While a warmer-than-normal summer or active hurricane season could “rapidly improve” the bearish gas outlook, there is still the possibility of a gas-price washout in the September/October time frame… If storage operators run out of places to put gas in September/October, “the resulting ‘gas on gas’ competition would likely drive cash prices low enough to force producers to shut in some gas production. Our guess is this price would be well below the $6/Mcf level.”

Currently, Raymond James’ model suggests that with normal summer weather and no major hurricane disruptions, summer-ending storage could flirt with an over-full situation. The analysts’ model started with the amount of gas injected last summer, estimated injections for 2006 and then added that figure into the record winter-end storage of about 1.675 Tcf.

Overall, said the analysts, total U.S. gas supply is likely to be down about 1 Bcf/d relative to last summer mostly because of the production impairments caused by last year’s hurricanes. Adding in industrial demand growth, normal-weather electric demand growth, and “assuming all remaining economic demand growth increases by approximately 1%, we believe core (or nonweather driven) year-over-year gas demand will be up a modest 0.6 Bcf/d.”

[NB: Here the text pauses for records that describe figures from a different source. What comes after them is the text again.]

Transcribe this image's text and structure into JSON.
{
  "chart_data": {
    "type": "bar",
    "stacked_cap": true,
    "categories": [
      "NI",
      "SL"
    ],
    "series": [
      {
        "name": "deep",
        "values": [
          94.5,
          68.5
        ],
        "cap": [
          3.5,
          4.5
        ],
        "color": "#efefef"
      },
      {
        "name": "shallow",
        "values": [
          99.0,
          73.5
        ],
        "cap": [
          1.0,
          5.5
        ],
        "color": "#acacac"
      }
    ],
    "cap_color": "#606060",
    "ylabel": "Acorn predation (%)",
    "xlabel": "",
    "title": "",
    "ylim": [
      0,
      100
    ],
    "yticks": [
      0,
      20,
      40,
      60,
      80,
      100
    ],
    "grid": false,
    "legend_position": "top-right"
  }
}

However, the analysts cautioned they could be wrong. “In real life, the market will set a gas price that allows gas storage reservoirs to be more or less full by the end of October. Our guess is that 3.5 Tcf will represent ‘full’ storage at the end of October,” and storage has never been higher than 3.4 Tcf. “To get to this 3.5 Tcf, the gas-to-oil price ratio must average about 9-to-1 for the entire summer.”